On Saturday, I cried for the strain their marriage endured when Alexander not only strayed, but also published articles about his affair, when Eliza took herself out of the narrative, when their son Philip died in the duel. I wept for Hamilton and Eliza; I kept crying through Unimaginable. I wanted them to find their way back to each other, but even as they did, I thought, "He won't change. He can't." The duel with Aaron Burr felt inevitable. And, then I cried because Eliza was alone for fifty more years. I do not want to be alone like that. I do not want to be unable to change, to stop what I'm doing in order to be present.

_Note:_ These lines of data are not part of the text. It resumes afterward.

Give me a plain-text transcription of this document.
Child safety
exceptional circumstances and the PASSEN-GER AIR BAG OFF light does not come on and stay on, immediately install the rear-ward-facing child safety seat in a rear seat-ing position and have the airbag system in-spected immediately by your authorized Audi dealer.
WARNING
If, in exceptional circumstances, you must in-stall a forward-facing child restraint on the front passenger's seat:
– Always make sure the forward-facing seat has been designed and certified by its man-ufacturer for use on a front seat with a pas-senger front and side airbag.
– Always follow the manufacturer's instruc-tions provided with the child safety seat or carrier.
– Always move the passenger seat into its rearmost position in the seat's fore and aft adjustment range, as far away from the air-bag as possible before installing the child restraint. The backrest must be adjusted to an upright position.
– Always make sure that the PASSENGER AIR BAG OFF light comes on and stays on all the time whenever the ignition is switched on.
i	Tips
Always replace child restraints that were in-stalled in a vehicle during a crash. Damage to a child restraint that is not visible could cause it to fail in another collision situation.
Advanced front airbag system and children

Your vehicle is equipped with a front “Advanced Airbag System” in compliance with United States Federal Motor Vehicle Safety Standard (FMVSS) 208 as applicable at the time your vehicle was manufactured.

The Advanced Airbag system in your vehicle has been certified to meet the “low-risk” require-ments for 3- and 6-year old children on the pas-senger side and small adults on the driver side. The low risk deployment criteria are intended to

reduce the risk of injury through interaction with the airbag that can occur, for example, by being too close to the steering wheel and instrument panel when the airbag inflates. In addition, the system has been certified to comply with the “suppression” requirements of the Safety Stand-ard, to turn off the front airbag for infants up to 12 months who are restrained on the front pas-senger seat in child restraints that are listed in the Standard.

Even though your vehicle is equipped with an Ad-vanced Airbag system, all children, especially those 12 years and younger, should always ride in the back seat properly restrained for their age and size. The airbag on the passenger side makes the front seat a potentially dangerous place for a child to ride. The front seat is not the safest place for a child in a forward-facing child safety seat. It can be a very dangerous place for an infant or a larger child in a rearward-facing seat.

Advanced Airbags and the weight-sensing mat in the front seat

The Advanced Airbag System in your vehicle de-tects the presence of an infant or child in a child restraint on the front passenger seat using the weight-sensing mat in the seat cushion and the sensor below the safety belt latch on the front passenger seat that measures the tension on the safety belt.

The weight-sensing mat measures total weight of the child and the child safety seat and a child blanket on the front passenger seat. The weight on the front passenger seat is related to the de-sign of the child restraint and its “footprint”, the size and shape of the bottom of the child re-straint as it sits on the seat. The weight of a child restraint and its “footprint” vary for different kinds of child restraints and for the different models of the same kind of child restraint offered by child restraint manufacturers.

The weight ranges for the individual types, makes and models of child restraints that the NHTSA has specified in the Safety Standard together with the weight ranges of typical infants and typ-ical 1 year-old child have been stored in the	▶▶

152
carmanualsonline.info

After the show, Atticus said, "I know Burr is the villain, so why does he have such a high voice? I think he should be angrier." We talked about the idea that it is Burr who tells the story; in this version, he is Horatio, in a sense, to Hamilton's Hamlet. Atticus was puzzled by Burr's reticence, by his unwillingness to take a stand, worried about what happened to Burr afterwards. He understands Hamilton is a musical, that playwrights take liberties, that much of history is interpretation. I love that he is still asking questions, puzzling out the bits of the story that eluded him.

The next day, Atticus texted his friend, "Talk less. Smile more. Don't let them know what you're against or what you're for." Good lyrics. Good advice. I, too, am chewing on the story, the themes and messages. I am listening to the lyrics with new ears, now as a mom, a wife, the leader of a girls' school. Lots of lessons. Duels are stupid and, thankfully, no longer a staple of American culture. But, that worry aside, I, too, yearn not to throw away my shot, to know when to raise a glass to freedom, to ideals and camaraderie. I want to be in the room where it happens, to believe in my own capacity to shape the institution I lead, less daunting than creating a nation, certainly, but my work all the same. Mostly, I want to remember to pay attention, not to waste the time I have with my son, my daughters, my husband, my extended family. Plays end, but their impact can pay out dividends for years. I think Hamilton would chuckle that my investment in his story is earning interest. Wasn't that the whole idea?